Friday, December 17, 2010

Good Old Pennsylvania Christian Death Metal: Believer, Extraction from Mortality

A few weeks ago I was going through and digitizing my remaining cassette collection* and realized I still had Extraction from Morality, by Believer. I had saved it because these guys were good but obscure, and it's aged well enough that I took the time to do a digital transfer song-by-song, so I could put it online for this post. Little did I know some other cats had already posted them on Youtube. Enjoy:



Believer was (in?)famous for being a Christian death metal band in the early 90s when death metal itself was still fairly novel, and Christian death metal unheard of. Whatever else I might have thought of them, I've always thought that Believer was one of the most original and talented early death metal acts out there. I wish more Pennsylvania boys would have had the cajones and drive to get out there and create something new and technical like they did. In 1991 it was much braver to include non-conventional, genre-defying content on death metal records. It's a very mature style now, but two decades ago the genre was still forming its identity and deciding on the rules, and as such, style solidarity was valued, and dissent was not well-tolerated. Since Believer was Christian maybe they reasoned they were an outgroup anyway so who cares.

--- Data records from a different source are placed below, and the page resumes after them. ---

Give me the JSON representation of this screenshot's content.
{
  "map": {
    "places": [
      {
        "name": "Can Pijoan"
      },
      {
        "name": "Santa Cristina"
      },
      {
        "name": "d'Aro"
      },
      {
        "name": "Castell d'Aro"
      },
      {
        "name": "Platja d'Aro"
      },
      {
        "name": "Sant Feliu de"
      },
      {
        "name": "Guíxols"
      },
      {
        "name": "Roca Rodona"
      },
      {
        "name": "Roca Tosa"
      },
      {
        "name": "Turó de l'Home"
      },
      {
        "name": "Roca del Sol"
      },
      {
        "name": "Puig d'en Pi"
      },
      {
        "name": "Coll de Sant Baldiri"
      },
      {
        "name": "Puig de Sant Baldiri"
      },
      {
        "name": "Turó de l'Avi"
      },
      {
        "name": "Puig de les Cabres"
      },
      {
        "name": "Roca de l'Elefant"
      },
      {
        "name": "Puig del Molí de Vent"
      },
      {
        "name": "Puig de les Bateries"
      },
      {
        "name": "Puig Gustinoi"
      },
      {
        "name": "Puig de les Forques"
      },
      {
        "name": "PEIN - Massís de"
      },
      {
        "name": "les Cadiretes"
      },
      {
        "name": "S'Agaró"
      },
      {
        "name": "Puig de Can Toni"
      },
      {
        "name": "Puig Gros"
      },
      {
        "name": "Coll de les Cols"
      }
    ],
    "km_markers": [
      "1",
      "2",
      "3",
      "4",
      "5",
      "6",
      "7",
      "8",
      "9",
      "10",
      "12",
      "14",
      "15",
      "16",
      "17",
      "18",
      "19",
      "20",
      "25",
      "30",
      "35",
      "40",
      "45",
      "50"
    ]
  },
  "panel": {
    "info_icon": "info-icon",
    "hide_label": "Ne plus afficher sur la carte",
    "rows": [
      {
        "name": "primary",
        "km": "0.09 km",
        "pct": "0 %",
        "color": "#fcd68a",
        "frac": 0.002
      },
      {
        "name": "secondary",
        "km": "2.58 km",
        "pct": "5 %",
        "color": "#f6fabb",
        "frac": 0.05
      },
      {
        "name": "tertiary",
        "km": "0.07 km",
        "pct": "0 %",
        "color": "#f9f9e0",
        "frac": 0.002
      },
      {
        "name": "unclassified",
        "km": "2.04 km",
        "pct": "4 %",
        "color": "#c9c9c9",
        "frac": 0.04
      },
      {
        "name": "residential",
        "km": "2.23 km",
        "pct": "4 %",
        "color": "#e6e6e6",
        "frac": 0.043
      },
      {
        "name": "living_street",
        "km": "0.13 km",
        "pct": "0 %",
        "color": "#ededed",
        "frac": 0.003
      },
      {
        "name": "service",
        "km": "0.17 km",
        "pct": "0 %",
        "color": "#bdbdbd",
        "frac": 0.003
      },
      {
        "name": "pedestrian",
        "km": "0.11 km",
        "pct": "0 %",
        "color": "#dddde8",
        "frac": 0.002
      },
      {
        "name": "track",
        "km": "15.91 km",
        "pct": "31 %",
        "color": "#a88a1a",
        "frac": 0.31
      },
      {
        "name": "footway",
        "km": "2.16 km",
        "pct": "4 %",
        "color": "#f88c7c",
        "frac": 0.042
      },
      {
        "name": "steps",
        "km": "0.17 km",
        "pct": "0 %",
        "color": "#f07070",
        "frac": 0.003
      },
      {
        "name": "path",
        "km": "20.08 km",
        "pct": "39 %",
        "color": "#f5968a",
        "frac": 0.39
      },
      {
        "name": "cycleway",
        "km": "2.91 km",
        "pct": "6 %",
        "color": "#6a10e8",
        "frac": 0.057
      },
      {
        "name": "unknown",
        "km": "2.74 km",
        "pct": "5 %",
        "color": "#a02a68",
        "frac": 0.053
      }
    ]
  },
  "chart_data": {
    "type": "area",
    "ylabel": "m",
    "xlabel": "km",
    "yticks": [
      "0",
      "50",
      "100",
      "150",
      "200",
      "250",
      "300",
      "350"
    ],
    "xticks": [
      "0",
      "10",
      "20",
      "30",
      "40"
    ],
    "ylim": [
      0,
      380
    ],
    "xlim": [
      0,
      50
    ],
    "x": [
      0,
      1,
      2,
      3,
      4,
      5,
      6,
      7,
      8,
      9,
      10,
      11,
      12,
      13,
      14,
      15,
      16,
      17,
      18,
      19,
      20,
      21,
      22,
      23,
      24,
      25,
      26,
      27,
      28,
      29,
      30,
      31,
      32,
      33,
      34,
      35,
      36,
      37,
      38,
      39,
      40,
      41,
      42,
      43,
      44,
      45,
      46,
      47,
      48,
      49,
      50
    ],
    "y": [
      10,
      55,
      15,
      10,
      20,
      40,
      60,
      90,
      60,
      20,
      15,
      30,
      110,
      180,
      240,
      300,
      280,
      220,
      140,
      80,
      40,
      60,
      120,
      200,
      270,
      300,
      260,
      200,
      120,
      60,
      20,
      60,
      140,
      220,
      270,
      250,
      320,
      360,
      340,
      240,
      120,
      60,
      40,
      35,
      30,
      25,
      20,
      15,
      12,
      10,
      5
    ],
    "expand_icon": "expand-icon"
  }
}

In any event they put this composition in their title track; in all honesty, most of the time extra-genre inclusions on metal albums are low-quality filler, worth more as signaling than real content (i.e., "Look! We're talented because we can compose in in this other respected format. Now you must acknowledge that we're legitimate and metal is legitimate!" The same thing happens in other genres too. Was Body Count really a good metal album, or was it just novel for Ice-T to show that he could do metal too?)

Believer didn't stop with the classical part. There's a reggae bit pasted into a song that sounds more like Suicidal Tendencies-style hardcore ("Stress"; listen here) and a screwy but intense lead-in to Not Even One.

*I have Quarteto da Pinga and IR8 too. Yes I'll be posting them. And I had to go to Singapore to get them (yes, really) back before you could download things. The internet ruined tape trading conventions.